INTRODUCTION: Lymphatic disruption can result in devastating lymphedema, chylothorax, chylous ascites, metabolic deficiencies, and/or death. Management can be conservative, minimally-invasive, or include surgical lymphovenous bypass. Treatment for peripheral flow derangements has been described, but not for that of central anomalies. Prior literature demonstrated the feasibility of lymphovenous anastomosis (LVA) for thoracic duct (TD) bypass. Here, we present an expanded case series investigating outcomes.
METHODS: A retrospective review was conducted for all adult patients whom underwent LVA for TD bypass by the senior-authors between 2018-2023. Demographic, etiological, and peri-operative information was collected. Radiographically confirmed patency or symptom resolution were considered successful bypasses.

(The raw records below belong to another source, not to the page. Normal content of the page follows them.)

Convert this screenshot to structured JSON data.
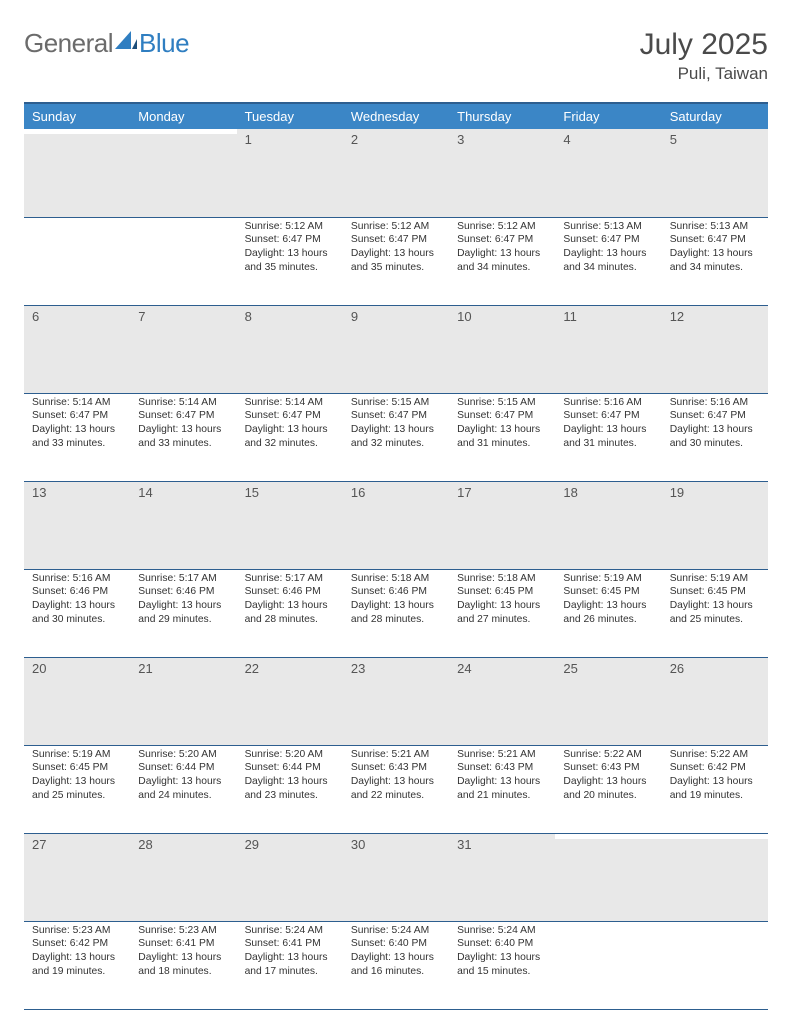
{
  "brand": {
    "part1": "General",
    "part2": "Blue"
  },
  "title": "July 2025",
  "location": "Puli, Taiwan",
  "colors": {
    "header_bg": "#3b86c6",
    "header_text": "#ffffff",
    "border": "#2d5e8f",
    "daynum_bg": "#e8e8e8",
    "logo_gray": "#6b6b6b",
    "logo_blue": "#2f7ec1",
    "text": "#333333"
  },
  "weekdays": [
    "Sunday",
    "Monday",
    "Tuesday",
    "Wednesday",
    "Thursday",
    "Friday",
    "Saturday"
  ],
  "weeks": [
    [
      null,
      null,
      {
        "n": "1",
        "sr": "Sunrise: 5:12 AM",
        "ss": "Sunset: 6:47 PM",
        "d1": "Daylight: 13 hours",
        "d2": "and 35 minutes."
      },
      {
        "n": "2",
        "sr": "Sunrise: 5:12 AM",
        "ss": "Sunset: 6:47 PM",
        "d1": "Daylight: 13 hours",
        "d2": "and 35 minutes."
      },
      {
        "n": "3",
        "sr": "Sunrise: 5:12 AM",
        "ss": "Sunset: 6:47 PM",
        "d1": "Daylight: 13 hours",
        "d2": "and 34 minutes."
      },
      {
        "n": "4",
        "sr": "Sunrise: 5:13 AM",
        "ss": "Sunset: 6:47 PM",
        "d1": "Daylight: 13 hours",
        "d2": "and 34 minutes."
      },
      {
        "n": "5",
        "sr": "Sunrise: 5:13 AM",
        "ss": "Sunset: 6:47 PM",
        "d1": "Daylight: 13 hours",
        "d2": "and 34 minutes."
      }
    ],
    [
      {
        "n": "6",
        "sr": "Sunrise: 5:14 AM",
        "ss": "Sunset: 6:47 PM",
        "d1": "Daylight: 13 hours",
        "d2": "and 33 minutes."
      },
      {
        "n": "7",
        "sr": "Sunrise: 5:14 AM",
        "ss": "Sunset: 6:47 PM",
        "d1": "Daylight: 13 hours",
        "d2": "and 33 minutes."
      },
      {
        "n": "8",
        "sr": "Sunrise: 5:14 AM",
        "ss": "Sunset: 6:47 PM",
        "d1": "Daylight: 13 hours",
        "d2": "and 32 minutes."
      },
      {
        "n": "9",
        "sr": "Sunrise: 5:15 AM",
        "ss": "Sunset: 6:47 PM",
        "d1": "Daylight: 13 hours",
        "d2": "and 32 minutes."
      },
      {
        "n": "10",
        "sr": "Sunrise: 5:15 AM",
        "ss": "Sunset: 6:47 PM",
        "d1": "Daylight: 13 hours",
        "d2": "and 31 minutes."
      },
      {
        "n": "11",
        "sr": "Sunrise: 5:16 AM",
        "ss": "Sunset: 6:47 PM",
        "d1": "Daylight: 13 hours",
        "d2": "and 31 minutes."
      },
      {
        "n": "12",
        "sr": "Sunrise: 5:16 AM",
        "ss": "Sunset: 6:47 PM",
        "d1": "Daylight: 13 hours",
        "d2": "and 30 minutes."
      }
    ],
    [
      {
        "n": "13",
        "sr": "Sunrise: 5:16 AM",
        "ss": "Sunset: 6:46 PM",
        "d1": "Daylight: 13 hours",
        "d2": "and 30 minutes."
      },
      {
        "n": "14",
        "sr": "Sunrise: 5:17 AM",
        "ss": "Sunset: 6:46 PM",
        "d1": "Daylight: 13 hours",
        "d2": "and 29 minutes."
      },
      {
        "n": "15",
        "sr": "Sunrise: 5:17 AM",
        "ss": "Sunset: 6:46 PM",
        "d1": "Daylight: 13 hours",
        "d2": "and 28 minutes."
      },
      {
        "n": "16",
        "sr": "Sunrise: 5:18 AM",
        "ss": "Sunset: 6:46 PM",
        "d1": "Daylight: 13 hours",
        "d2": "and 28 minutes."
      },
      {
        "n": "17",
        "sr": "Sunrise: 5:18 AM",
        "ss": "Sunset: 6:45 PM",
        "d1": "Daylight: 13 hours",
        "d2": "and 27 minutes."
      },
      {
        "n": "18",
        "sr": "Sunrise: 5:19 AM",
        "ss": "Sunset: 6:45 PM",
        "d1": "Daylight: 13 hours",
        "d2": "and 26 minutes."
      },
      {
        "n": "19",
        "sr": "Sunrise: 5:19 AM",
        "ss": "Sunset: 6:45 PM",
        "d1": "Daylight: 13 hours",
        "d2": "and 25 minutes."
      }
    ],
    [
      {
        "n": "20",
        "sr": "Sunrise: 5:19 AM",
        "ss": "Sunset: 6:45 PM",
        "d1": "Daylight: 13 hours",
        "d2": "and 25 minutes."
      },
      {
        "n": "21",
        "sr": "Sunrise: 5:20 AM",
        "ss": "Sunset: 6:44 PM",
        "d1": "Daylight: 13 hours",
        "d2": "and 24 minutes."
      },
      {
        "n": "22",
        "sr": "Sunrise: 5:20 AM",
        "ss": "Sunset: 6:44 PM",
        "d1": "Daylight: 13 hours",
        "d2": "and 23 minutes."
      },
      {
        "n": "23",
        "sr": "Sunrise: 5:21 AM",
        "ss": "Sunset: 6:43 PM",
        "d1": "Daylight: 13 hours",
        "d2": "and 22 minutes."
      },
      {
        "n": "24",
        "sr": "Sunrise: 5:21 AM",
        "ss": "Sunset: 6:43 PM",
        "d1": "Daylight: 13 hours",
        "d2": "and 21 minutes."
      },
      {
        "n": "25",
        "sr": "Sunrise: 5:22 AM",
        "ss": "Sunset: 6:43 PM",
        "d1": "Daylight: 13 hours",
        "d2": "and 20 minutes."
      },
      {
        "n": "26",
        "sr": "Sunrise: 5:22 AM",
        "ss": "Sunset: 6:42 PM",
        "d1": "Daylight: 13 hours",
        "d2": "and 19 minutes."
      }
    ],
    [
      {
        "n": "27",
        "sr": "Sunrise: 5:23 AM",
        "ss": "Sunset: 6:42 PM",
        "d1": "Daylight: 13 hours",
        "d2": "and 19 minutes."
      },
      {
        "n": "28",
        "sr": "Sunrise: 5:23 AM",
        "ss": "Sunset: 6:41 PM",
        "d1": "Daylight: 13 hours",
        "d2": "and 18 minutes."
      },
      {
        "n": "29",
        "sr": "Sunrise: 5:24 AM",
        "ss": "Sunset: 6:41 PM",
        "d1": "Daylight: 13 hours",
        "d2": "and 17 minutes."
      },
      {
        "n": "30",
        "sr": "Sunrise: 5:24 AM",
        "ss": "Sunset: 6:40 PM",
        "d1": "Daylight: 13 hours",
        "d2": "and 16 minutes."
      },
      {
        "n": "31",
        "sr": "Sunrise: 5:24 AM",
        "ss": "Sunset: 6:40 PM",
        "d1": "Daylight: 13 hours",
        "d2": "and 15 minutes."
      },
      null,
      null
    ]
  ]
}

RESULTS: A total of 24 patients (8M:16F) underwent 24 LVA procedures. Mean age was 49 years. Etiology of occlusion is shown in Figure 1. Anastomoses were made to the EJV (n=14), IJV (n=5), AJV (n=3), or another vein (n=2). Venous couplers were used in 21 cases. Procedural complications included lymphatic leak (n=4, requiring embolization/aspiration/ligation) and venous thrombosis (n=1). Mean follow-up was 9 months [5 days, 1.6 years]. Five patients required 6 re-operations for re-occlusion (n=1), aborted attempt at LVA (n=4), lymphatic leak (n=1). Patency was as follows: 12 patent (50%), 5 occluded, 7 unknown/lost to follow-up/pending further imaging.
CONCLUSION: LVA for TD bypass with an anastomotic coupler is safe and effective with admirable patency rates at follow-up. Additional long-term studies are warranted.